Nicklaus feels so good about his health that he's itching to play more tournaments as he decides whether to compete in the Masters. Palmer thought he was done at Bay Hill until realizing this would be his 50th straight year playing at least one PGA Tour event.
Finally, the King said to the Golden Bear: 'If you play, I'll play.'
And everyone thought the only rivalry next week at Bay Hill was going to be Tiger Woods and Ernie Els, playing together in a stroke-play tournament for the first time this year.
Nicklaus, 63, has not played in the Bay Hill Invitational since 1995, when he missed the cut after rounds of 79-78.
Earlier this week, Nicklaus lamented that he had no time in his schedule to play any more tournaments from now until the Masters. His only opening was next week, and Nicklaus was contemplating a trip to California for the Champions Tour.
That was until Palmer, 73, dared him to play Bay Hill.
Palmer spokesman Doc Giffin said Nicklaus would play in the pro-am Tuesday, fly to Columbus, Ohio, for a previous engagement, then return for the tournament Thursday.
Nicklaus and Palmer will not be paired together in the first two rounds 'unless it's an accident,' Giffin said.
Palmer, the tournament host at Bay Hill, had said after missing the cut last year that he wouldn't play again. He reconsidered after learning that his would make 50 consecutive years playing on the PGA Tour, which is believed to be a record.
'I may play for that reason, to complete the circle,' Palmer said last month.
Palmer issued the challenge to Nicklaus after making four straight birdies and playing well Tuesday in the Gary Player Invitational at The Floridian in Palm City, Fla.
Palmer and Nicklaus first went head-to-head at the 1960 U.S. Open, where Palmer shot a 65 in the final round to beat Nicklaus -- then a 20-year-old amateur -- by two strokes.
When Nicklaus turned pro in 1962, he and Palmer won six of the next nine major championships.
Another bonus for Palmer at Bay Hill: His 15-year-old grandson will be his caddie.

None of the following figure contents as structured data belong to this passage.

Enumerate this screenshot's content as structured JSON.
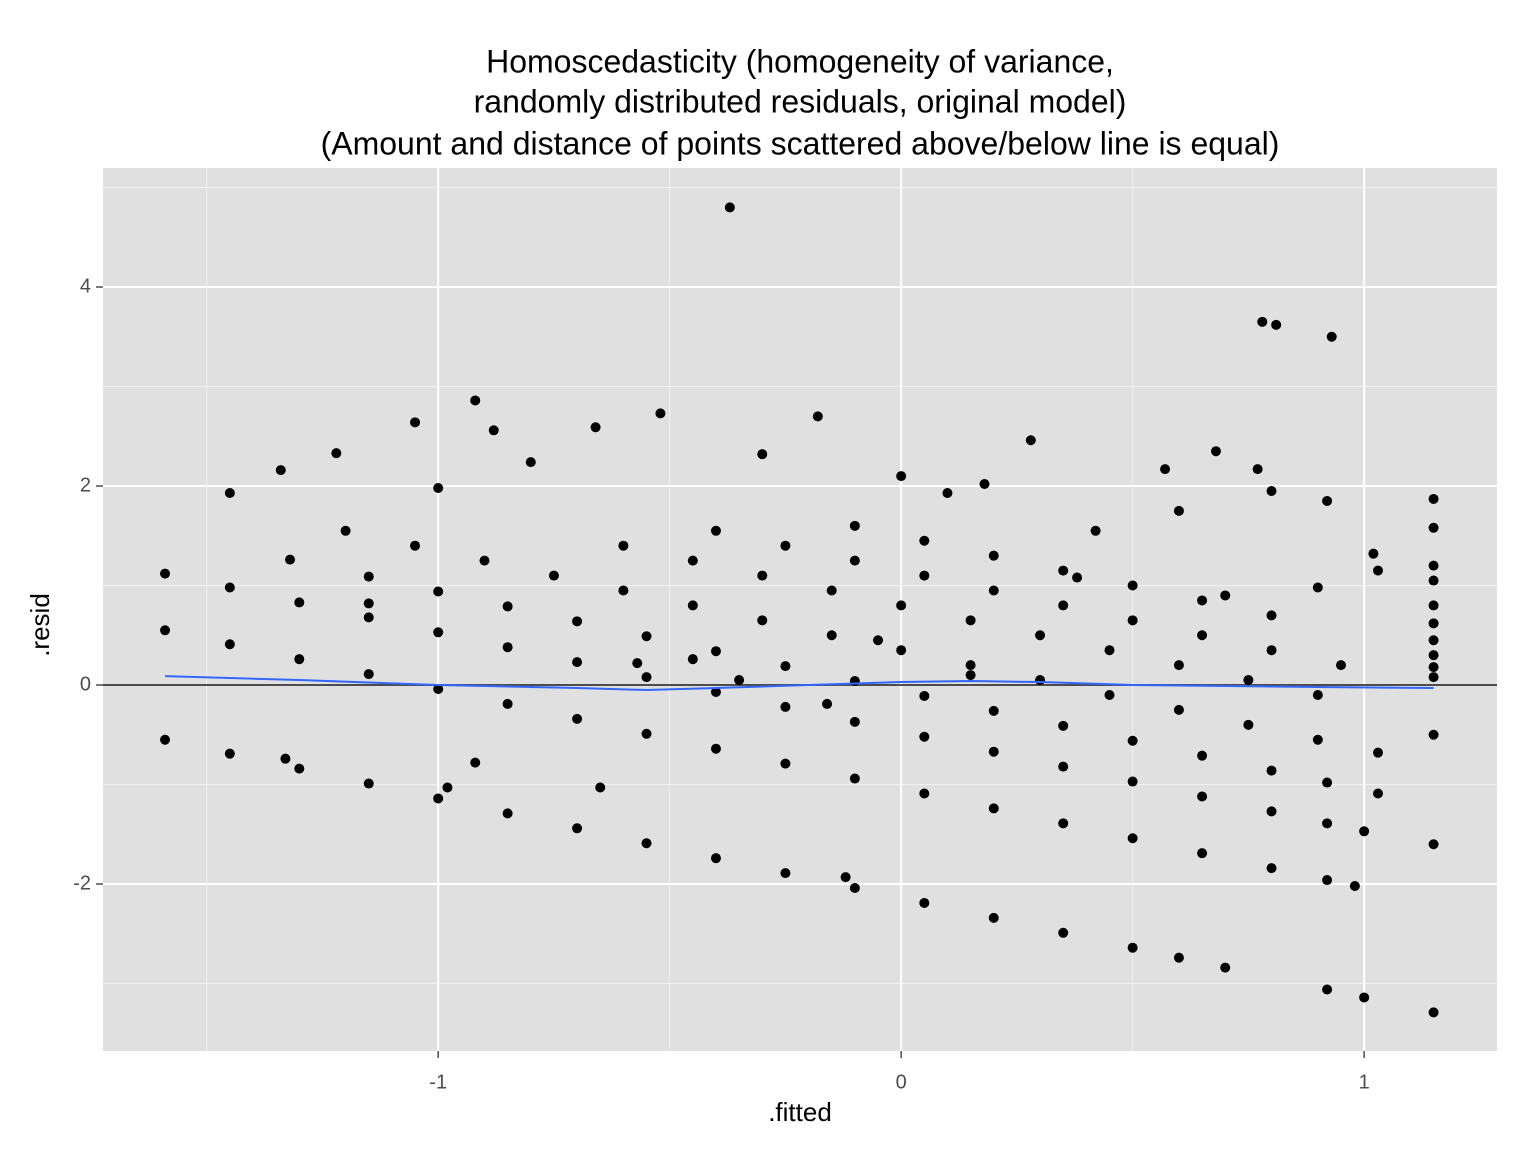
{
  "chart_data": {
    "type": "scatter",
    "title": [
      "Homoscedasticity (homogeneity of variance,",
      "randomly distributed residuals, original model)",
      "(Amount and distance of points scattered above/below line is equal)"
    ],
    "x_label": ".fitted",
    "y_label": ".resid",
    "xlim": [
      -1.724,
      1.287
    ],
    "ylim": [
      -3.678,
      5.196
    ],
    "xticks": [
      -1,
      0,
      1
    ],
    "yticks": [
      -2,
      0,
      2,
      4
    ],
    "xminorticks": [
      -1.5,
      -0.5,
      0.5
    ],
    "yminorticks": [
      -3,
      -1,
      1,
      3,
      5
    ],
    "grid": true,
    "panel_color": "#e0e0e0",
    "color": "#000000",
    "hline": 0,
    "hline_color": "#4d4d4d",
    "smooth": {
      "color": "#3366ff",
      "x": [
        -1.59,
        -1.3,
        -1.0,
        -0.7,
        -0.55,
        -0.4,
        -0.2,
        0.0,
        0.15,
        0.3,
        0.5,
        0.7,
        0.9,
        1.15
      ],
      "y": [
        0.09,
        0.05,
        0.0,
        -0.03,
        -0.05,
        -0.03,
        0.0,
        0.03,
        0.04,
        0.03,
        0.0,
        -0.01,
        -0.02,
        -0.03
      ]
    },
    "x": [
      -1.59,
      -1.45,
      -1.3,
      -1.15,
      -1.0,
      -0.85,
      -0.7,
      -0.55,
      -0.4,
      -0.25,
      -0.1,
      0.05,
      0.2,
      0.35,
      0.5,
      0.6,
      0.7,
      0.92,
      1.0,
      -1.59,
      -1.45,
      -1.3,
      -1.15,
      -1.0,
      -0.85,
      -0.7,
      -0.55,
      -0.4,
      -0.25,
      -0.1,
      0.05,
      0.2,
      0.35,
      0.5,
      0.65,
      0.8,
      0.92,
      0.98,
      -1.59,
      -1.45,
      -1.3,
      -1.15,
      -1.0,
      -0.85,
      -0.7,
      -0.55,
      -0.4,
      -0.25,
      -0.1,
      0.05,
      0.2,
      0.35,
      0.5,
      0.65,
      0.8,
      0.92,
      1.0,
      -1.32,
      -1.15,
      -1.0,
      -0.85,
      -0.7,
      -0.55,
      -0.4,
      -0.25,
      -0.1,
      0.05,
      0.2,
      0.35,
      0.5,
      0.65,
      0.8,
      0.92,
      1.03,
      -1.2,
      -1.05,
      -0.9,
      -0.75,
      -0.6,
      -0.45,
      -0.3,
      -0.15,
      0.0,
      0.15,
      0.3,
      0.45,
      0.6,
      0.75,
      0.9,
      1.03,
      -0.6,
      -0.45,
      -0.3,
      -0.15,
      0.0,
      0.15,
      0.3,
      0.45,
      0.6,
      0.75,
      0.9,
      -0.4,
      -0.25,
      -0.1,
      0.05,
      0.2,
      0.35,
      0.5,
      0.65,
      0.8,
      0.95,
      -0.1,
      0.05,
      0.2,
      0.35,
      0.5,
      0.65,
      0.8,
      1.15,
      1.15,
      1.15,
      1.15,
      1.15,
      1.15,
      1.15,
      1.15,
      1.15,
      1.15,
      1.15,
      1.15,
      1.15,
      -0.37,
      0.78,
      0.81,
      0.93,
      -0.92,
      -1.05,
      -0.52,
      -0.18,
      0.28,
      0.68,
      -1.22,
      -0.66,
      -0.88,
      0.57,
      0.77,
      -1.34,
      0.0,
      0.18,
      -1.0,
      -1.45,
      -0.8,
      -0.3,
      0.1,
      0.8,
      0.92,
      -0.65,
      -0.98,
      -0.92,
      -0.12,
      -1.33,
      -0.57,
      -0.45,
      -0.35,
      -0.16,
      -0.05,
      -1.15,
      0.15,
      0.38,
      0.42,
      0.6,
      0.7,
      0.9,
      1.02,
      1.03
    ],
    "values": [
      -0.55,
      -0.69,
      -0.84,
      -0.99,
      -1.14,
      -1.29,
      -1.44,
      -1.59,
      -1.74,
      -1.89,
      -2.04,
      -2.19,
      -2.34,
      -2.49,
      -2.64,
      -2.74,
      -2.84,
      -3.06,
      -3.14,
      0.55,
      0.41,
      0.26,
      0.11,
      -0.04,
      -0.19,
      -0.34,
      -0.49,
      -0.64,
      -0.79,
      -0.94,
      -1.09,
      -1.24,
      -1.39,
      -1.54,
      -1.69,
      -1.84,
      -1.96,
      -2.02,
      1.12,
      0.98,
      0.83,
      0.68,
      0.53,
      0.38,
      0.23,
      0.08,
      -0.07,
      -0.22,
      -0.37,
      -0.52,
      -0.67,
      -0.82,
      -0.97,
      -1.12,
      -1.27,
      -1.39,
      -1.47,
      1.26,
      1.09,
      0.94,
      0.79,
      0.64,
      0.49,
      0.34,
      0.19,
      0.04,
      -0.11,
      -0.26,
      -0.41,
      -0.56,
      -0.71,
      -0.86,
      -0.98,
      -1.09,
      1.55,
      1.4,
      1.25,
      1.1,
      0.95,
      0.8,
      0.65,
      0.5,
      0.35,
      0.2,
      0.05,
      -0.1,
      -0.25,
      -0.4,
      -0.55,
      -0.68,
      1.4,
      1.25,
      1.1,
      0.95,
      0.8,
      0.65,
      0.5,
      0.35,
      0.2,
      0.05,
      -0.1,
      1.55,
      1.4,
      1.25,
      1.1,
      0.95,
      0.8,
      0.65,
      0.5,
      0.35,
      0.2,
      1.6,
      1.45,
      1.3,
      1.15,
      1.0,
      0.85,
      0.7,
      1.87,
      1.58,
      1.2,
      1.05,
      0.8,
      0.62,
      0.45,
      0.3,
      0.18,
      0.08,
      -0.5,
      -1.6,
      -3.29,
      4.8,
      3.65,
      3.62,
      3.5,
      2.86,
      2.64,
      2.73,
      2.7,
      2.46,
      2.35,
      2.33,
      2.59,
      2.56,
      2.17,
      2.17,
      2.16,
      2.1,
      2.02,
      1.98,
      1.93,
      2.24,
      2.32,
      1.93,
      1.95,
      1.85,
      -1.03,
      -1.03,
      -0.78,
      -1.93,
      -0.74,
      0.22,
      0.26,
      0.05,
      -0.19,
      0.45,
      0.82,
      0.1,
      1.08,
      1.55,
      1.75,
      0.9,
      0.98,
      1.32,
      1.15
    ]
  }
}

Sam Saunders, a freshman at Trinity Prep in Orlando, played as a marker with Peter Jacobsen in the final round at Bay Hill last year. Saunders is a scratch player who recently won the club championship at Bay Hill.
Woods, meanwhile, officially entered the tournament Tuesday. He is the three-time defending champion at Bay Hill and will try to become the first player to win the same tournament four years in a row since Walter Hagen (1924-27) in the PGA Championship.